The decisions made 110 years ago were a "compromise" between
politicians and large industries that wanted protection from competition,
What crap. Craig has a way of getting things backwards.
http://commercial.laws.com/commerce/mann-elkins-act
The goal was to prevent monopolistic practices, not to encourage them. "The
Interstate Commerce Act was a direct result of the unscrupulous policies of the
railroad industry. After the Civil War railroad industries were primarily
unregulated and each company held a natural monopoly. They were regarded with
distrust by much of the public, who felt that the railroad industry was forming
a monopoly and accused them with corruption, stock manipulation and rate
discrimination."
From this was born the concept of "natural monopolies."
And you have this backwards too. The natural monopolies existed, and
facilitated abuses on consumers. The laws came afterwards. They didn't CREATE
the natural monopolies, Craig. The laws had to be put in place because these
local monopolies were inevitable. And here you are, doing your best to make
sure this recurs over the Internet.
You mean like the Obama administration did with the Title II decision
and subsequent FCC regulations like the Privacy rules that limited
competition with major campaign contributors like Google and Amazon?

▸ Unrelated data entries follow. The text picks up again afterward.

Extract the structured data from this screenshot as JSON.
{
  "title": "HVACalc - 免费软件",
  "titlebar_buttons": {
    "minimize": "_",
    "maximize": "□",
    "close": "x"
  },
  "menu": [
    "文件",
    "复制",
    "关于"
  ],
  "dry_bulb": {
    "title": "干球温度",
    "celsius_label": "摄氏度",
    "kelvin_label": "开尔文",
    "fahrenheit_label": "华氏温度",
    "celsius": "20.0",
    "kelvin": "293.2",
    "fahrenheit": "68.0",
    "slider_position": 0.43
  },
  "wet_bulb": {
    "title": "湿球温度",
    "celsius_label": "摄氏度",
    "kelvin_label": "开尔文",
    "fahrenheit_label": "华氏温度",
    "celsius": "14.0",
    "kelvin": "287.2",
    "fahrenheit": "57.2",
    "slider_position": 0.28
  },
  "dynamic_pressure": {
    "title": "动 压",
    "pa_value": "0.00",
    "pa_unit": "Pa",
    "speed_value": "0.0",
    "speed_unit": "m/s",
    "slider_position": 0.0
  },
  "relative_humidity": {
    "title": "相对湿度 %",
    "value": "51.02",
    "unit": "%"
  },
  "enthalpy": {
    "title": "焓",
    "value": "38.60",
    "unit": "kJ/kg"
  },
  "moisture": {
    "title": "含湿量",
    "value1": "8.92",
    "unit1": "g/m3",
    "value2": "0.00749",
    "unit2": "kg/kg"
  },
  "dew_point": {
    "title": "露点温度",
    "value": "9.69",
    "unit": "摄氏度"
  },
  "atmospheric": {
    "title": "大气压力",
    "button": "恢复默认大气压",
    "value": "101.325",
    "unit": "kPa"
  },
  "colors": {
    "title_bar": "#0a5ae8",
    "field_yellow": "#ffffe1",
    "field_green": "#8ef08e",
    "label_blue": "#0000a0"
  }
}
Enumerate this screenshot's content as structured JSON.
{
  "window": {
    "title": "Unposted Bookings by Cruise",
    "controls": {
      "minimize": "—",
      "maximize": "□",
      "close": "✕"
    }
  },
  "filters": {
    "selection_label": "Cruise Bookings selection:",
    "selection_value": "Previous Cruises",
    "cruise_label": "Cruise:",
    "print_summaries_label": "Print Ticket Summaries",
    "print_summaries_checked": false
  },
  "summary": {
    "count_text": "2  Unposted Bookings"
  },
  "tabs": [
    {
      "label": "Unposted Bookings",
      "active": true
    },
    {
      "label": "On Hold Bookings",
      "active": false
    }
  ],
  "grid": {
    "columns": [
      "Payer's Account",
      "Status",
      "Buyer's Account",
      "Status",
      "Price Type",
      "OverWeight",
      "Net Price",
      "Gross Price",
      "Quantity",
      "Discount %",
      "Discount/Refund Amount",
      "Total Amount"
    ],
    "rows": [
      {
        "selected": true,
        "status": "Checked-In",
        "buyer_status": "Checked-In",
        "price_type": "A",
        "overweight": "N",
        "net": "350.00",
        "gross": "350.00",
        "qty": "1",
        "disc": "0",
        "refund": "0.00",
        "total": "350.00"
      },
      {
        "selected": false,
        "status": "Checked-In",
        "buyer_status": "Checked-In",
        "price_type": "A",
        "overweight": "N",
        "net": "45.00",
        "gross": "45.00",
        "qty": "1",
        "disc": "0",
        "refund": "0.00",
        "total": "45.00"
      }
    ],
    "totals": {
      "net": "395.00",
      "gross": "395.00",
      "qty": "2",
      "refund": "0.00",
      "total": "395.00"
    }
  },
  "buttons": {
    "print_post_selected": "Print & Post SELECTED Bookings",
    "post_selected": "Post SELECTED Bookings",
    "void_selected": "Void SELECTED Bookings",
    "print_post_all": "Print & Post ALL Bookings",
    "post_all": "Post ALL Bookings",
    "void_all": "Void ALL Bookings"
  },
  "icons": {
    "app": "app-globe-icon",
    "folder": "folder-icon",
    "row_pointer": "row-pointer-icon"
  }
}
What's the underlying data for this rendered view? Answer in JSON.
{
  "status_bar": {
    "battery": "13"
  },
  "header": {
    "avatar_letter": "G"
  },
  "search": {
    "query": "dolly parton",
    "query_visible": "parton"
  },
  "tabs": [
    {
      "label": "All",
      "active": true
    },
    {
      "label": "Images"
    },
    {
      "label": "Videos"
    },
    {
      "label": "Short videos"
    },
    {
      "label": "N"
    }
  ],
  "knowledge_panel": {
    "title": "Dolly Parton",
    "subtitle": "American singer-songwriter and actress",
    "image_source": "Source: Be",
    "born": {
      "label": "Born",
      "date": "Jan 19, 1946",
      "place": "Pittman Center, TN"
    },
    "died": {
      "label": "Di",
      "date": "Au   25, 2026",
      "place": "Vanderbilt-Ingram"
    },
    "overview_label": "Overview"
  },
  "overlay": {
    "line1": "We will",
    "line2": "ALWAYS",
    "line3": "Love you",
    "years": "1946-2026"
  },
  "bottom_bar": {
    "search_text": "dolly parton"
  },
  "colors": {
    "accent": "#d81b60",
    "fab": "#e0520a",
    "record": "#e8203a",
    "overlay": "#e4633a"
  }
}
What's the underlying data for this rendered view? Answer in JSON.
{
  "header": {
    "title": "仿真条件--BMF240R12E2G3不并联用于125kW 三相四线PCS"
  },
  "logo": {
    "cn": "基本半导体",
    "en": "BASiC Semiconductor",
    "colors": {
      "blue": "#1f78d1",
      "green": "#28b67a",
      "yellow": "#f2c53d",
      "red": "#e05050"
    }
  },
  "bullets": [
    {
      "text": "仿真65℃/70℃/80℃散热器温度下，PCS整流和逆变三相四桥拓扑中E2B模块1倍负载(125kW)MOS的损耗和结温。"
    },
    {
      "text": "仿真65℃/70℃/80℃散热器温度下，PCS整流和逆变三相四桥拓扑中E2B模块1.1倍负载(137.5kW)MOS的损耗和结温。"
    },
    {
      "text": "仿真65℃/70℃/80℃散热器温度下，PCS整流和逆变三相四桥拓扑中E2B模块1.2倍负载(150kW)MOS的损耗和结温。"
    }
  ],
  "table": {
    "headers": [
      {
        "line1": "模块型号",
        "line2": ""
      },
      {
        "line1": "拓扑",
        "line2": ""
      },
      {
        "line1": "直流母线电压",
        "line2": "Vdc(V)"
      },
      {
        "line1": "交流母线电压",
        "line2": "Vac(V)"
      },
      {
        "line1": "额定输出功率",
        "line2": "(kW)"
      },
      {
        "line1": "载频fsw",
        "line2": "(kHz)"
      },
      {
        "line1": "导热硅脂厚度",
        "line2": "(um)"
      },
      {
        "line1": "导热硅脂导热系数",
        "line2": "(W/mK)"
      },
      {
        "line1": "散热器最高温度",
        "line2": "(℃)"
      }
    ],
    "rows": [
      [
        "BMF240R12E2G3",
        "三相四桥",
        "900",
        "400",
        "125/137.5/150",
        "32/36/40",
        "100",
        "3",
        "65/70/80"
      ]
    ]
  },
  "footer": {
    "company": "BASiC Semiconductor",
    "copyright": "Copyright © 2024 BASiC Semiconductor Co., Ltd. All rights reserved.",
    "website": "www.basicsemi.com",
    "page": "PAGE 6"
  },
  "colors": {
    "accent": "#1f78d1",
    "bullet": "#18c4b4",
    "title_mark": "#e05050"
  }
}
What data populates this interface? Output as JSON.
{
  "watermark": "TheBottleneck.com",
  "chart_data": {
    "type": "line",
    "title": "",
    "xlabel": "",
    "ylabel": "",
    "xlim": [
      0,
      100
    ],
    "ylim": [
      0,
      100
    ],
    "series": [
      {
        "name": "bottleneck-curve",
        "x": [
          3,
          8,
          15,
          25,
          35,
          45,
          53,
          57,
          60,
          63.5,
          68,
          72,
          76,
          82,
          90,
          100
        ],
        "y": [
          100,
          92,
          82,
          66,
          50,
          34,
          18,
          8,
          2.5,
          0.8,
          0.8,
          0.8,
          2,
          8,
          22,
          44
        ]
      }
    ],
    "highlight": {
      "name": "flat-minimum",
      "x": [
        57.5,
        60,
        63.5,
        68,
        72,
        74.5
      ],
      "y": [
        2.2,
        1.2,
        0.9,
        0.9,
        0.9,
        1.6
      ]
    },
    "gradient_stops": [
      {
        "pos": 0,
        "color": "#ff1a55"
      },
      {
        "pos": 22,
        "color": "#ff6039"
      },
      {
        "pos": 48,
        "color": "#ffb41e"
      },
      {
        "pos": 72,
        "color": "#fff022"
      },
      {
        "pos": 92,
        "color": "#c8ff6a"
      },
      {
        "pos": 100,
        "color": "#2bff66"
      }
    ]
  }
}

Explain, in as much detail as you can muster, how Title II, the neutrality
aspects especially, would have limited competition among web services. At best,
the privacy and transparency laws MIGHT have, if you assume they were so
overwhelmingly burdensome to the small competing companies. But neutrality?
Nonsense. You like to hide behind vague assertions, but you've been doing this
so long that everyone is wise to your tactic. Explain, don't just assert.